Norwegian Cruise Line Holdings (NCLH) saw its shares drop below $40 in morning trading after the company reported reduced Q2 net income over last year and reduced its full year earnings forecast to $3.35 to $3.45 per share from $3.65 to $3.85 given earlier this year.

NCLH said it will also miss its 2017 EPS target of $5, but said it still expects next year’s earnings to be up 15 to 25 percent over this year.

Speaking on today’s earnings call, Frank Del Rio, president and CEO, attributed the results and outlook to a more challenging environment in Europe with the number and magnitude of terrorism incidents deterring Americans from travelling.

Contrary to the other two major cruise companies, Norwegian sources some 70 percent of its passengers from North America. Del Rio said that efforts were underway to replace the drop-off in American demand with European sourcing, but said that was coming at lower ticket prices and lower onboard spend.

Wendy Beck, CFO and executive vice president, said the company expects the European market environment to be the same in 2017 and that other markets will drive earnings.

Norwegian Cruise Line has 28 percent of its capacity in Europe this year, Oceania 87 percent and Regent 81 percent.

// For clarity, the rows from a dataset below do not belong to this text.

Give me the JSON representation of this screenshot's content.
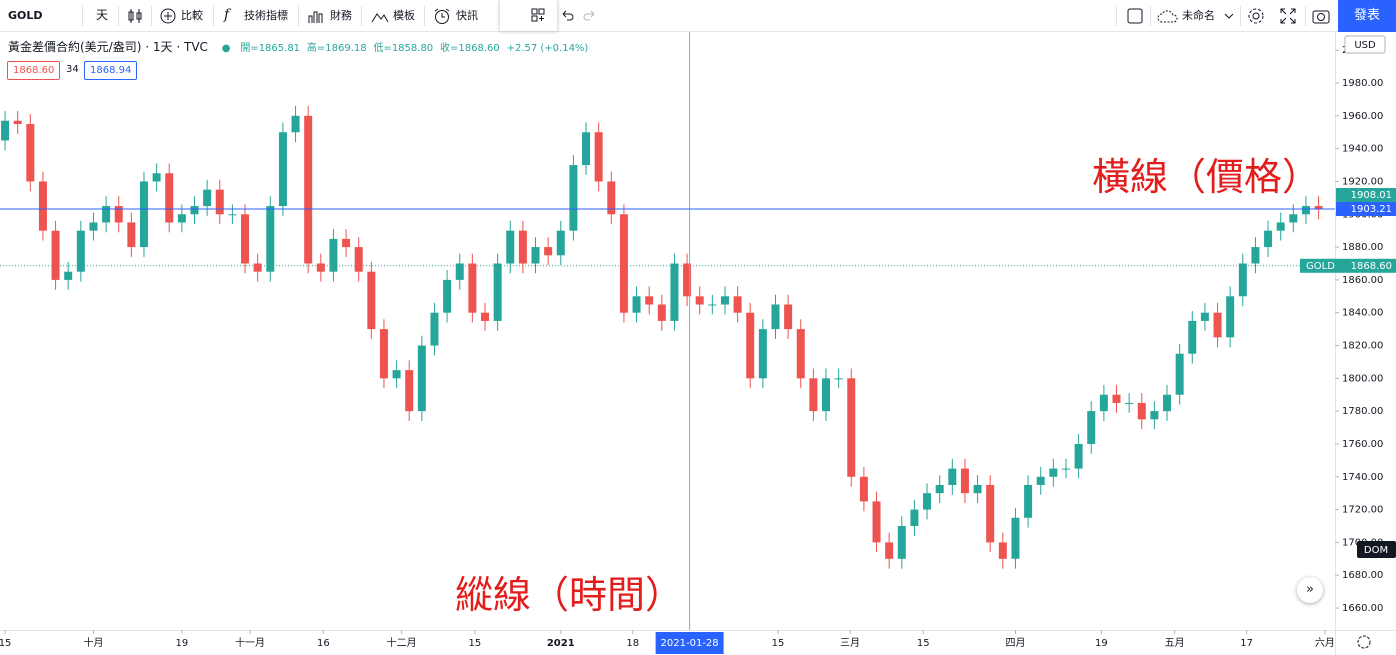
{
  "toolbar": {
    "symbol": "GOLD",
    "interval": "天",
    "compare": "比較",
    "indicators": "技術指標",
    "financials": "財務",
    "templates": "模板",
    "alerts": "快訊",
    "layout_name": "未命名",
    "publish": "發表"
  },
  "chart_data": {
    "type": "candlestick",
    "title": "黃金差價合約(美元/盎司)",
    "interval": "1天",
    "source": "TVC",
    "ohlc_legend": {
      "open": "開=1865.81",
      "high": "高=1869.18",
      "low": "低=1858.80",
      "close": "收=1868.60",
      "change": "+2.57 (+0.14%)"
    },
    "bid": "1868.60",
    "spread": "34",
    "ask": "1868.94",
    "currency": "USD",
    "dom": "DOM",
    "annotations": [
      {
        "text": "橫線（價格）",
        "color": "#e31c1c"
      },
      {
        "text": "縱線（時間）",
        "color": "#e31c1c"
      }
    ],
    "up_color": "#26a69a",
    "down_color": "#ef5350",
    "open": [
      1945,
      1957,
      1955,
      1920,
      1890,
      1860,
      1865,
      1890,
      1895,
      1905,
      1895,
      1880,
      1920,
      1925,
      1895,
      1900,
      1905,
      1915,
      1900,
      1900,
      1870,
      1865,
      1905,
      1950,
      1960,
      1870,
      1865,
      1885,
      1880,
      1865,
      1830,
      1800,
      1805,
      1780,
      1820,
      1840,
      1860,
      1870,
      1840,
      1835,
      1870,
      1890,
      1870,
      1880,
      1875,
      1890,
      1930,
      1950,
      1920,
      1900,
      1840,
      1850,
      1845,
      1835,
      1870,
      1850,
      1845,
      1845,
      1850,
      1840,
      1800,
      1830,
      1845,
      1830,
      1800,
      1780,
      1800,
      1800,
      1740,
      1725,
      1700,
      1690,
      1710,
      1720,
      1730,
      1735,
      1745,
      1730,
      1735,
      1700,
      1690,
      1715,
      1735,
      1740,
      1745,
      1745,
      1760,
      1780,
      1790,
      1785,
      1785,
      1775,
      1780,
      1790,
      1815,
      1835,
      1840,
      1825,
      1850,
      1870,
      1880,
      1890,
      1895,
      1900,
      1905
    ],
    "high": [
      1963,
      1963,
      1961,
      1926,
      1896,
      1871,
      1896,
      1901,
      1911,
      1911,
      1901,
      1926,
      1931,
      1931,
      1906,
      1911,
      1921,
      1921,
      1906,
      1906,
      1876,
      1911,
      1956,
      1966,
      1966,
      1876,
      1891,
      1891,
      1886,
      1871,
      1836,
      1811,
      1811,
      1826,
      1846,
      1866,
      1876,
      1876,
      1846,
      1876,
      1896,
      1896,
      1886,
      1886,
      1896,
      1936,
      1956,
      1956,
      1926,
      1906,
      1856,
      1856,
      1851,
      1876,
      1876,
      1856,
      1851,
      1856,
      1856,
      1846,
      1836,
      1851,
      1851,
      1836,
      1806,
      1806,
      1806,
      1806,
      1746,
      1731,
      1706,
      1716,
      1726,
      1736,
      1741,
      1751,
      1751,
      1741,
      1741,
      1706,
      1721,
      1741,
      1746,
      1751,
      1751,
      1766,
      1786,
      1796,
      1796,
      1791,
      1791,
      1786,
      1796,
      1821,
      1841,
      1846,
      1846,
      1856,
      1876,
      1886,
      1896,
      1901,
      1906,
      1911,
      1911
    ],
    "low": [
      1939,
      1949,
      1914,
      1884,
      1854,
      1854,
      1859,
      1884,
      1889,
      1889,
      1874,
      1874,
      1914,
      1889,
      1889,
      1894,
      1899,
      1894,
      1894,
      1864,
      1859,
      1859,
      1899,
      1944,
      1864,
      1859,
      1859,
      1874,
      1859,
      1824,
      1794,
      1794,
      1774,
      1774,
      1814,
      1834,
      1854,
      1834,
      1829,
      1829,
      1864,
      1864,
      1864,
      1869,
      1869,
      1884,
      1924,
      1914,
      1894,
      1834,
      1834,
      1839,
      1829,
      1829,
      1844,
      1839,
      1839,
      1839,
      1834,
      1794,
      1794,
      1824,
      1824,
      1794,
      1774,
      1774,
      1794,
      1734,
      1719,
      1694,
      1684,
      1684,
      1704,
      1714,
      1724,
      1729,
      1724,
      1724,
      1694,
      1684,
      1684,
      1709,
      1729,
      1734,
      1739,
      1739,
      1754,
      1774,
      1779,
      1779,
      1769,
      1769,
      1774,
      1784,
      1809,
      1829,
      1819,
      1819,
      1844,
      1864,
      1874,
      1884,
      1889,
      1894,
      1897
    ],
    "close": [
      1957,
      1955,
      1920,
      1890,
      1860,
      1865,
      1890,
      1895,
      1905,
      1895,
      1880,
      1920,
      1925,
      1895,
      1900,
      1905,
      1915,
      1900,
      1900,
      1870,
      1865,
      1905,
      1950,
      1960,
      1870,
      1865,
      1885,
      1880,
      1865,
      1830,
      1800,
      1805,
      1780,
      1820,
      1840,
      1860,
      1870,
      1840,
      1835,
      1870,
      1890,
      1870,
      1880,
      1875,
      1890,
      1930,
      1950,
      1920,
      1900,
      1840,
      1850,
      1845,
      1835,
      1870,
      1850,
      1845,
      1845,
      1850,
      1840,
      1800,
      1830,
      1845,
      1830,
      1800,
      1780,
      1800,
      1800,
      1740,
      1725,
      1700,
      1690,
      1710,
      1720,
      1730,
      1735,
      1745,
      1730,
      1735,
      1700,
      1690,
      1715,
      1735,
      1740,
      1745,
      1745,
      1760,
      1780,
      1790,
      1785,
      1785,
      1775,
      1780,
      1790,
      1815,
      1835,
      1840,
      1825,
      1850,
      1870,
      1880,
      1890,
      1895,
      1900,
      1905,
      1903
    ],
    "xlim": [
      -0.4,
      105.3
    ],
    "xticks": [
      {
        "value": 0,
        "label": "15"
      },
      {
        "value": 7,
        "label": "十月"
      },
      {
        "value": 14,
        "label": "19"
      },
      {
        "value": 19.4,
        "label": "十一月"
      },
      {
        "value": 25.2,
        "label": "16"
      },
      {
        "value": 31.4,
        "label": "十二月"
      },
      {
        "value": 37.2,
        "label": "15"
      },
      {
        "value": 44,
        "label": "2021"
      },
      {
        "value": 49.7,
        "label": "18"
      },
      {
        "value": 61.2,
        "label": "15"
      },
      {
        "value": 66.9,
        "label": "三月"
      },
      {
        "value": 72.7,
        "label": "15"
      },
      {
        "value": 80,
        "label": "四月"
      },
      {
        "value": 86.8,
        "label": "19"
      },
      {
        "value": 92.6,
        "label": "五月"
      },
      {
        "value": 98.3,
        "label": "17"
      },
      {
        "value": 104.5,
        "label": "六月"
      }
    ],
    "ylim": [
      1646.6,
      2011.1
    ],
    "yticks": [
      {
        "value": 1660,
        "label": "1660.00"
      },
      {
        "value": 1680,
        "label": "1680.00"
      },
      {
        "value": 1700,
        "label": "1700.00"
      },
      {
        "value": 1720,
        "label": "1720.00"
      },
      {
        "value": 1740,
        "label": "1740.00"
      },
      {
        "value": 1760,
        "label": "1760.00"
      },
      {
        "value": 1780,
        "label": "1780.00"
      },
      {
        "value": 1800,
        "label": "1800.00"
      },
      {
        "value": 1820,
        "label": "1820.00"
      },
      {
        "value": 1840,
        "label": "1840.00"
      },
      {
        "value": 1860,
        "label": "1860.00"
      },
      {
        "value": 1880,
        "label": "1880.00"
      },
      {
        "value": 1900,
        "label": "1900.00"
      },
      {
        "value": 1920,
        "label": "1920.00"
      },
      {
        "value": 1940,
        "label": "1940.00"
      },
      {
        "value": 1960,
        "label": "1960.00"
      },
      {
        "value": 1980,
        "label": "1980.00"
      },
      {
        "value": 2000,
        "label": "2000.00"
      }
    ],
    "crosshair": {
      "value": 54.2,
      "label": "2021-01-28",
      "color": "#4fc3f7"
    },
    "horizontal_line": {
      "value": 1903.21,
      "color": "#2962ff"
    },
    "price_tag": {
      "value": 1908.01,
      "color": "#26a69a"
    },
    "last_price": {
      "name": "GOLD",
      "value": 1868.6,
      "label": "1868.60",
      "color": "#26a69a"
    }
  }
}
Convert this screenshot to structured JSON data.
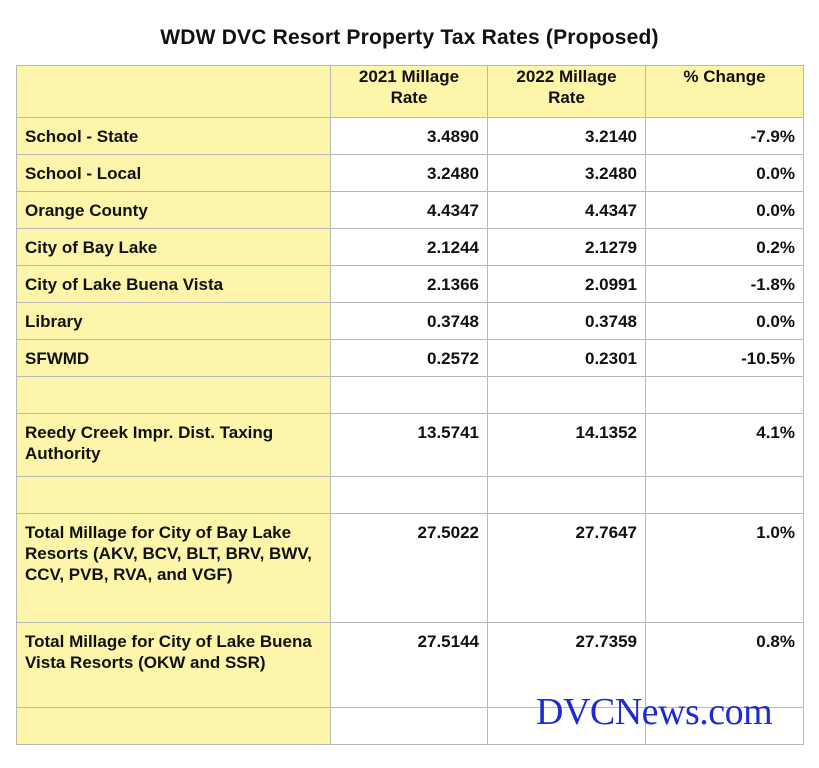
{
  "title": "WDW DVC Resort Property Tax Rates (Proposed)",
  "columns": [
    "",
    "2021 Millage Rate",
    "2022 Millage Rate",
    "% Change"
  ],
  "column_lines": [
    [
      ""
    ],
    [
      "2021 Millage",
      "Rate"
    ],
    [
      "2022 Millage",
      "Rate"
    ],
    [
      "% Change"
    ]
  ],
  "rows": [
    {
      "label": "School  - State",
      "v2021": "3.4890",
      "v2022": "3.2140",
      "change": "-7.9%"
    },
    {
      "label": "School - Local",
      "v2021": "3.2480",
      "v2022": "3.2480",
      "change": "0.0%"
    },
    {
      "label": "Orange County",
      "v2021": "4.4347",
      "v2022": "4.4347",
      "change": "0.0%"
    },
    {
      "label": "City of Bay Lake",
      "v2021": "2.1244",
      "v2022": "2.1279",
      "change": "0.2%"
    },
    {
      "label": "City of Lake Buena Vista",
      "v2021": "2.1366",
      "v2022": "2.0991",
      "change": "-1.8%"
    },
    {
      "label": "Library",
      "v2021": "0.3748",
      "v2022": "0.3748",
      "change": "0.0%"
    },
    {
      "label": "SFWMD",
      "v2021": "0.2572",
      "v2022": "0.2301",
      "change": "-10.5%"
    },
    {
      "label": "",
      "v2021": "",
      "v2022": "",
      "change": ""
    },
    {
      "label": "Reedy Creek Impr. Dist. Taxing Authority",
      "v2021": "13.5741",
      "v2022": "14.1352",
      "change": "4.1%"
    },
    {
      "label": "",
      "v2021": "",
      "v2022": "",
      "change": ""
    },
    {
      "label": "Total Millage for City of Bay Lake Resorts (AKV, BCV, BLT, BRV, BWV, CCV, PVB, RVA, and VGF)",
      "v2021": "27.5022",
      "v2022": "27.7647",
      "change": "1.0%"
    },
    {
      "label": "Total Millage for City of Lake Buena Vista Resorts (OKW and SSR)",
      "v2021": "27.5144",
      "v2022": "27.7359",
      "change": "0.8%"
    },
    {
      "label": "",
      "v2021": "",
      "v2022": "",
      "change": ""
    }
  ],
  "watermark": "DVCNews.com",
  "colors": {
    "label_fill": "#fdf5a9",
    "watermark": "#1d2bd1",
    "grid": "#b8b8b8"
  }
}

The results and forecasts are also impacted by a stronger dollar, or conversely, weaker foreign currencies, according to Del Rio.

In addition, while the strong fundamentals in the Caribbean remains intact, according to Del Rio, he said a strong price increase that was expected did not materialize, due to increased capacity. To balance the capacity, especially in the weaker summer season, he said, next year, the Getaway will move to the Baltic, which he added has always performed strongly. Cuba was not mentioned.

Furthermore, Del Rio said that the NCLH brands are committed to maintaining pricing discipline and avoid discounting.

For Q2, NCL reported net income (GAAP) of $145.2 million, or $0.64 per share, on revenues of $1.2 billion, compared to net income of $158.4 million, or $0.70 per share, on revenues of $1,1 billion.

Its Q2 adjusted EPS of $0.85, beat analysts’ average expectation of $0.83.